Leimen. (fre) Was vor vielen Jahren mit dem schnellen Hochstrecken der Hände noch vergleichsweise flott abgehakt wurde, mausert sich in letzter Zeit zunehmend zur finanzpolitischen Debatte: die Feststellung der Jahresrechnung des Vorjahres. Der Leimener Gemeinderat machte da mit dem Haushaltsjahr 2018 keine Ausnahme, zumal das Ritual der Jahresrechnung in aller Regel in die konkreten Haushaltsberatungen für das Folgejahr übergeht.
> Ralf Frühwirt (GALL) nannte die Zahlen „nicht so erfreulich“. Mit einer Pro-Kopf-Investitionsrate von nur 187 Euro und dem neuerlichen Tiefstand bei der Gewerbesteuer – trotz guter Konjunktur – belege Leimen den traurigen letzten Platz bei den Großen Kreisstädten im Lande. Gleichzeitig hätten die Schulden inklusive der städtischen Eigenbetriebe wie Wasserwerk und Abwasserbeseitigung mit 85 Millionen Euro einen „einsamen Rekord“ erreicht. Zusätzliche Wünsche in den nächsten Jahren gingen nicht mehr.
> Richard Bader (CDU) lobte die „höchste Zuführungsrate der vergangenen Jahre“. Dessen ungeachtet bleibe die rückläufige Gewerbesteuer das Sorgenkind. Mittelfristige Besserung lasse das Unternehmensansiedlung im Gewerbegebiet Süd erhoffen. Siebenstellige Zuschussleistungen seien der Kinderbetreuung, der Jugend und den Flüchtlingen geschuldet; sie dienten aber einer guten Zukunft und der Vermeidung sozialer Brennpunkte. Die Konzernschulden von 85 Millionen resultierten zum überwiegenden Teil aus den Eigenbetrieben und seien somit durch Gebühren abgedeckt.
> Rudolf Woesch (FW) sprach bei der Jahresrechnung 2018 von einem „akzeptablen Ergebnis“. Leimens Problem sei die Einnahmesituation. Um die Infrastruktur zu verbessern und die Haushaltssituation durch Ansiedelung von Gewerbe und Einwohnern zu verbessern, dürfe man sich nicht scheuen, den einen oder anderen Euro in die Hand zu nehmen.

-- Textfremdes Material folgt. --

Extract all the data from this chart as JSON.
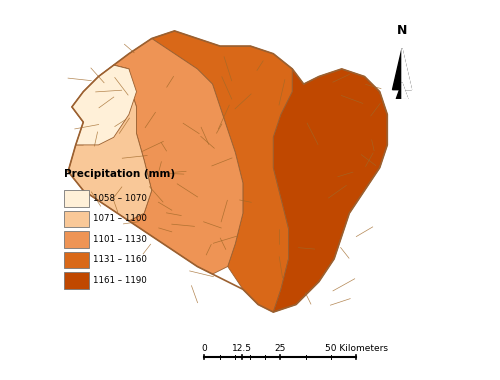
{
  "legend_title": "Precipitation (mm)",
  "legend_labels": [
    "1058 – 1070",
    "1071 – 1100",
    "1101 – 1130",
    "1131 – 1160",
    "1161 – 1190"
  ],
  "legend_colors": [
    "#FFF0D8",
    "#F9C898",
    "#EE9455",
    "#D96818",
    "#C04800"
  ],
  "background_color": "#ffffff",
  "border_color": "#9B6030",
  "sub_border_color": "#A06828"
}
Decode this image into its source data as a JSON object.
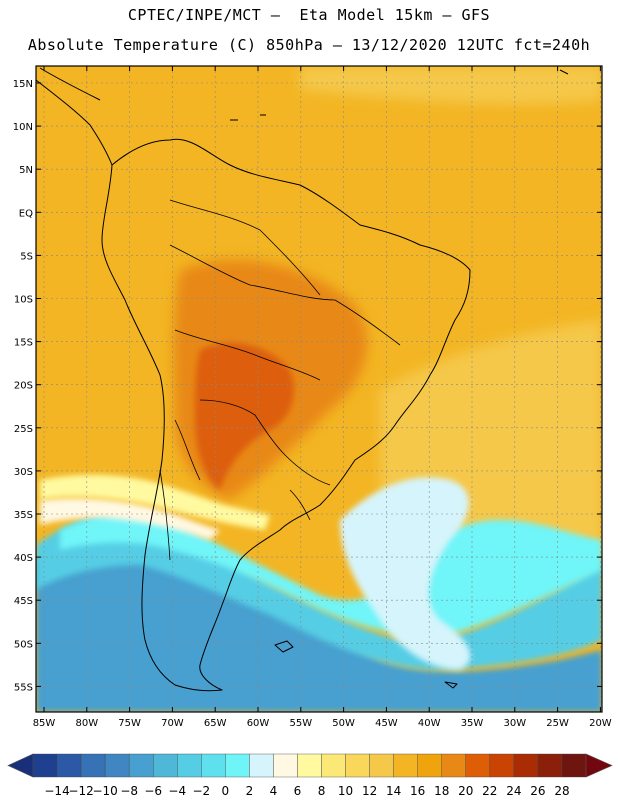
{
  "header": {
    "line1": "CPTEC/INPE/MCT –  Eta Model 15km – GFS",
    "line2": "Absolute Temperature (C) 850hPa – 13/12/2020 12UTC fct=240h"
  },
  "axes": {
    "lat_labels": [
      "15N",
      "10N",
      "5N",
      "EQ",
      "5S",
      "10S",
      "15S",
      "20S",
      "25S",
      "30S",
      "35S",
      "40S",
      "45S",
      "50S",
      "55S"
    ],
    "lon_labels": [
      "85W",
      "80W",
      "75W",
      "70W",
      "65W",
      "60W",
      "55W",
      "50W",
      "45W",
      "40W",
      "35W",
      "30W",
      "25W",
      "20W"
    ]
  },
  "colorbar": {
    "labels": [
      "-14",
      "-12",
      "-10",
      "-8",
      "-6",
      "-4",
      "-2",
      "0",
      "2",
      "4",
      "6",
      "8",
      "10",
      "12",
      "14",
      "16",
      "18",
      "20",
      "22",
      "24",
      "26",
      "28"
    ],
    "colors": [
      "#1f3f8f",
      "#2b59a6",
      "#3672b5",
      "#3f86c2",
      "#47a0cf",
      "#4fb8d9",
      "#55cde5",
      "#5fe0ee",
      "#6ff5f8",
      "#d5f4fb",
      "#fff8e2",
      "#fffaa0",
      "#fbe876",
      "#f8d75a",
      "#f5c84a",
      "#f3b523",
      "#efa40d",
      "#e88816",
      "#dd5e07",
      "#c94402",
      "#a92c04",
      "#8c1f09",
      "#6e1510"
    ],
    "under_color": "#1a2f7a",
    "over_color": "#73070f"
  },
  "map_colors": {
    "ocean_warm": "#f5c84a",
    "ocean_hot": "#f3b523",
    "land_base": "#efa40d",
    "land_warm": "#e88816",
    "land_hot": "#dd5e07",
    "cold_deep": "#47a0cf",
    "cold_mid": "#55cde5",
    "cold_light": "#6ff5f8",
    "pale": "#d5f4fb",
    "cream": "#fff8e2",
    "yellow": "#fffaa0",
    "border": "#000000"
  }
}
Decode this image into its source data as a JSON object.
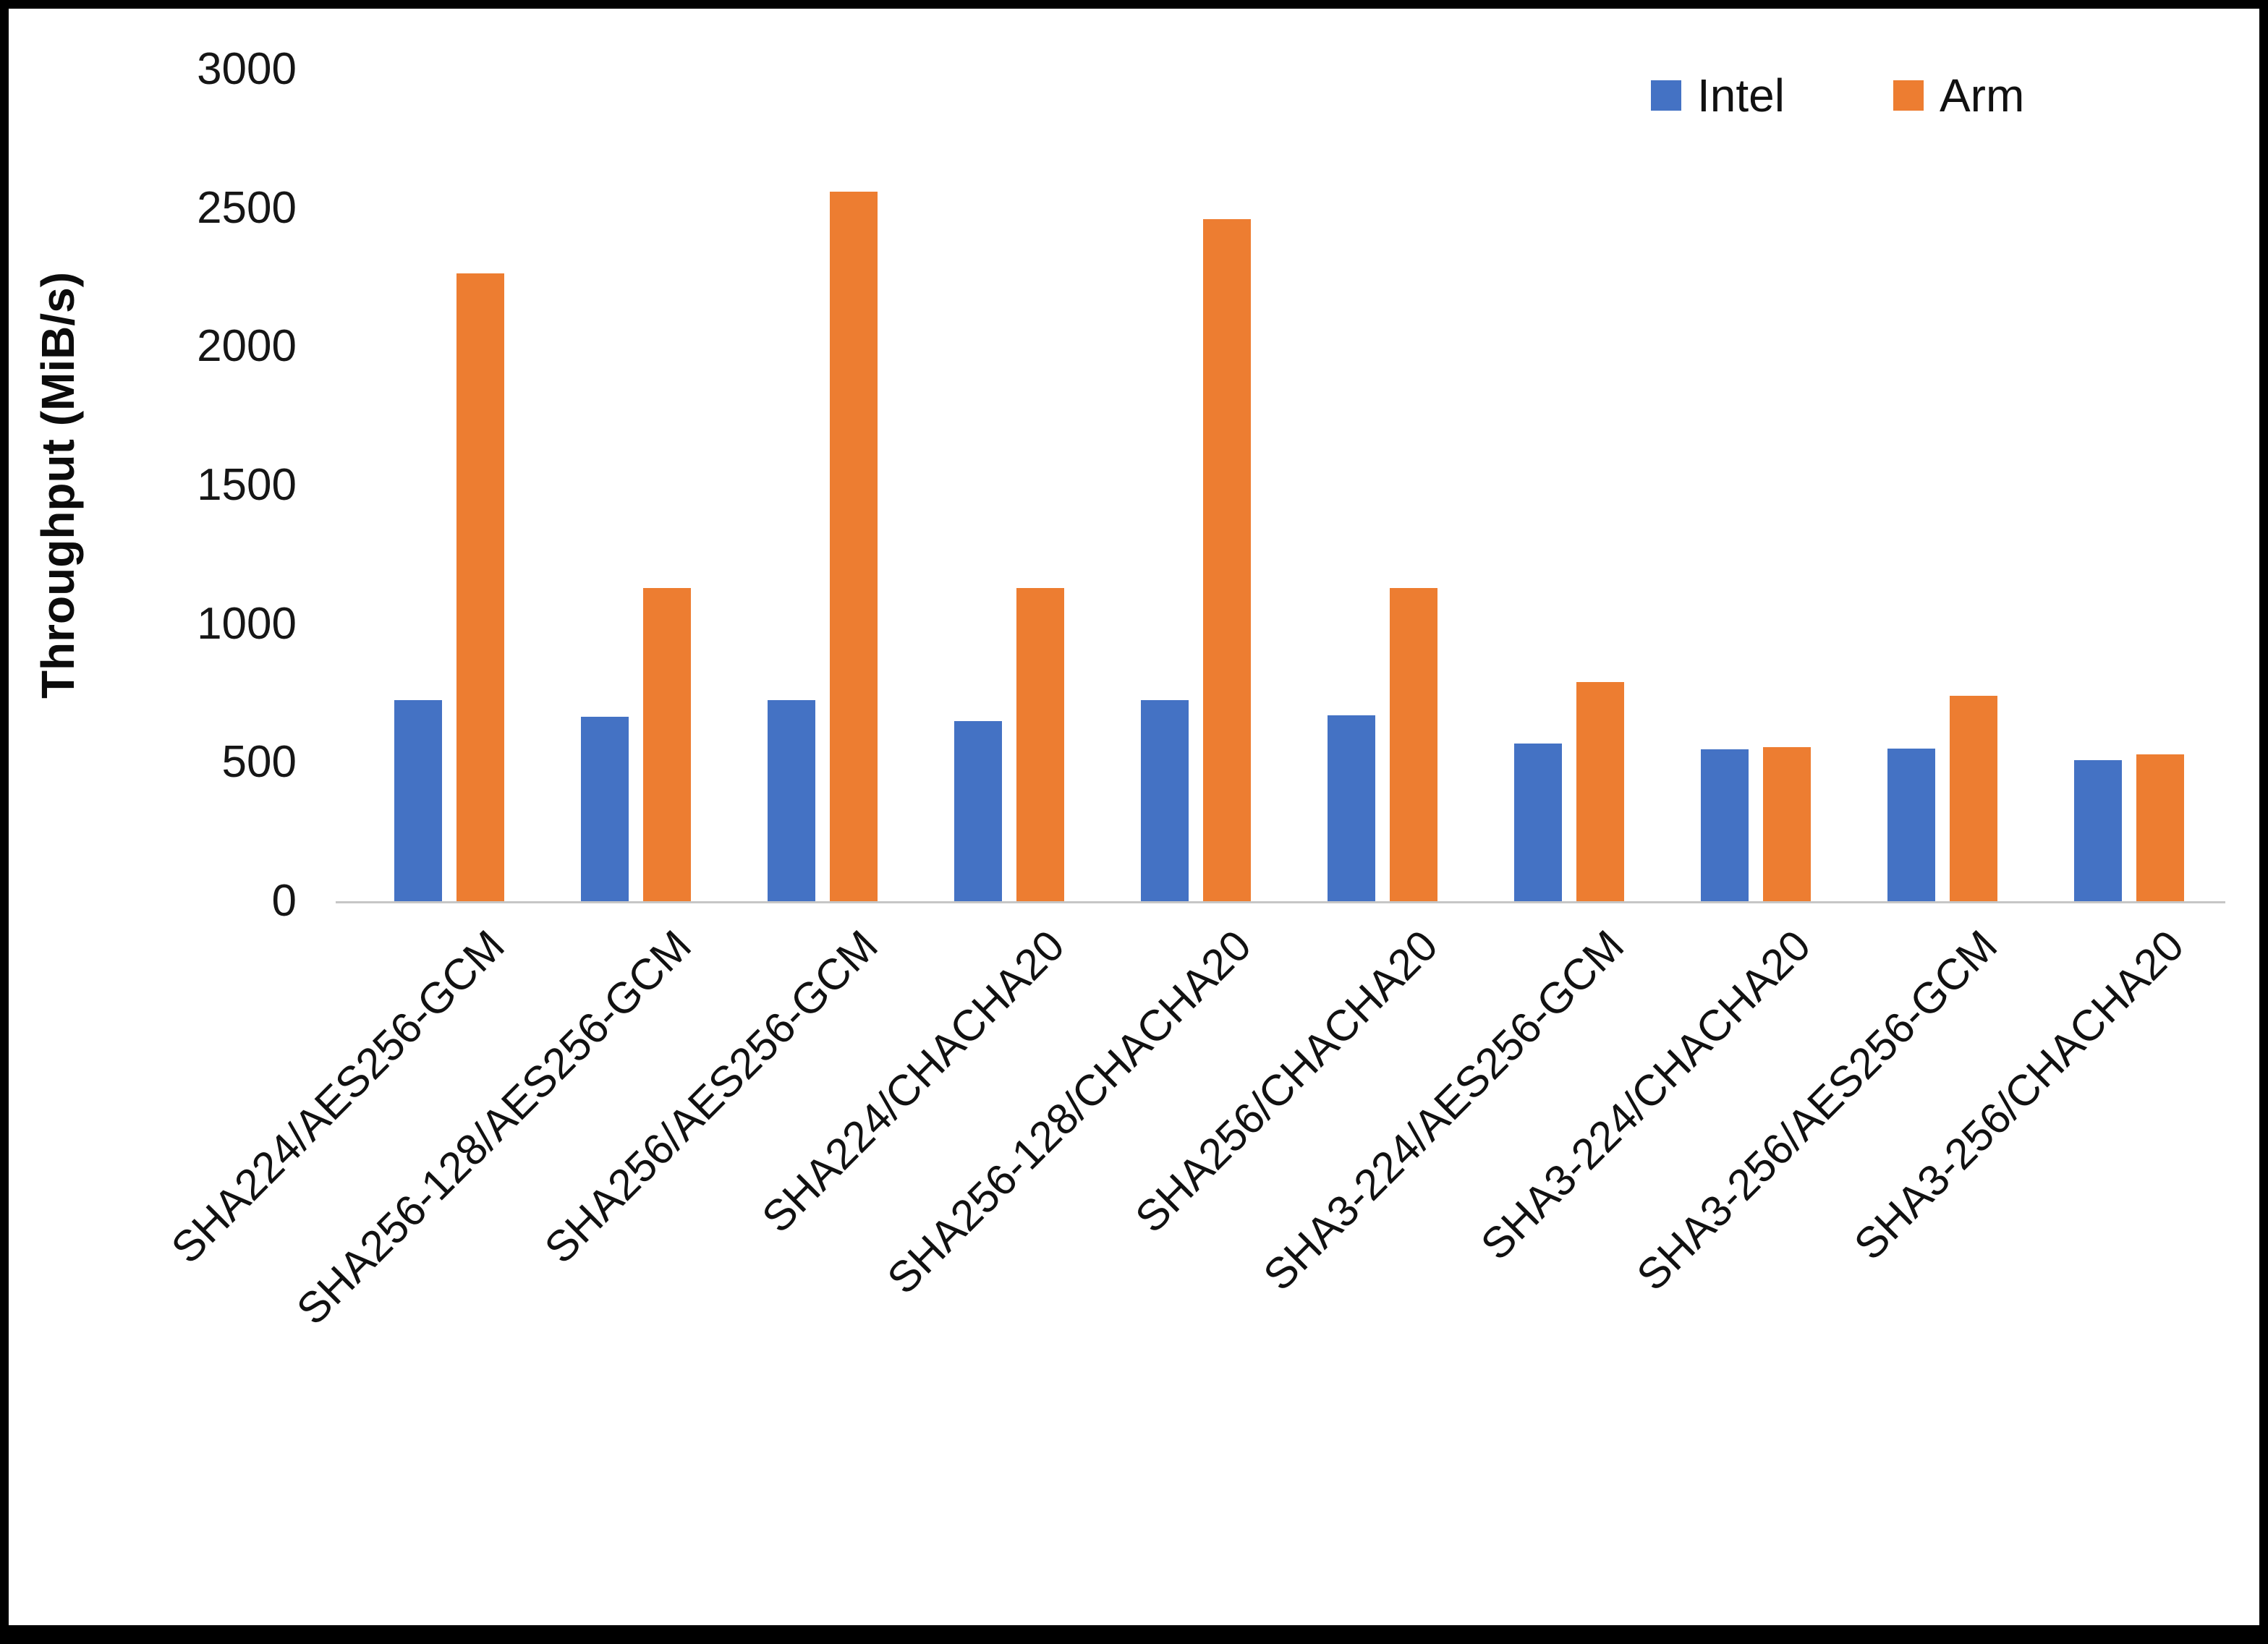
{
  "chart_data": {
    "type": "bar",
    "title": "",
    "xlabel": "",
    "ylabel": "Throughput (MiB/s)",
    "ylim": [
      0,
      3000
    ],
    "yticks": [
      0,
      500,
      1000,
      1500,
      2000,
      2500,
      3000
    ],
    "grid": false,
    "legend_position": "top-right",
    "categories": [
      "SHA224/AES256-GCM",
      "SHA256-128/AES256-GCM",
      "SHA256/AES256-GCM",
      "SHA224/CHACHA20",
      "SHA256-128/CHACHA20",
      "SHA256/CHACHA20",
      "SHA3-224/AES256-GCM",
      "SHA3-224/CHACHA20",
      "SHA3-256/AES256-GCM",
      "SHA3-256/CHACHA20"
    ],
    "series": [
      {
        "name": "Intel",
        "color": "#4472C4",
        "values": [
          725,
          665,
          725,
          650,
          725,
          670,
          570,
          548,
          550,
          510
        ]
      },
      {
        "name": "Arm",
        "color": "#ED7D31",
        "values": [
          2265,
          1130,
          2560,
          1130,
          2460,
          1130,
          790,
          555,
          740,
          530
        ]
      }
    ]
  },
  "colors": {
    "intel": "#4472C4",
    "arm": "#ED7D31",
    "axis_line": "#c6c6c6",
    "text": "#111111"
  }
}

> Klaus Feuchter (FDP) sah es an vielen Stellen bei der Stadt klemmen. Die Personalausstattung sei überdurchschnittlich. In der allgemeinen Verwaltung sei sie um 20 auf 145 Stellen gestiegen, bei den Kindergärten um 30 auf 150. Gleichzeitig sei das städtische Personal „relativ alt“. Er kritisierte das wachsende Defizit bei der Volkshochschule, ebenso das Minusgeschäft bei den städtischen Liegenschaften. Da stimme etwas nicht.
> Peter Sandner (SPD) erwartete keine großen Erfolge bei einer wie auch immer gearteten Rückführung der Schulden in den nächsten zehn Jahren. Schließlich sei bei den Personalkosten in der Kinderbetreuung noch nicht das Ende der Fahnenstange erreicht. Er kritisierte die hohen Haushaltsreste, allein knapp 8,0 Millionen Euro beim Vermögenshaushalt 2018. Sie sorgten dafür, dass der Überblick verloren gehe.
> Oberbürgermeister Hans D. Reinwald sah keine Möglichkeit, das Einnahmeproblem auf die Schnelle zu ändern. Auch wenn man alle Kraft in das Gewerbegebiet Süd und das geplante interkommunale Gewerbegebiet mit Heidelberg stecke, sei eine Trendumkehr bei der Gewerbesteuer und bei der Verschuldung in den nächsten zehn Jahren nicht zu erwarten: Die Verschuldung kenne nur eine Richtung, nach oben – „oder wir lassen unsere Stadt marode werden“. Allein bei der Kinderbetreuung stünden in Bälde wieder zehn weitere Gruppen an, für die Räume und Personal bereitgestellt werden müssten.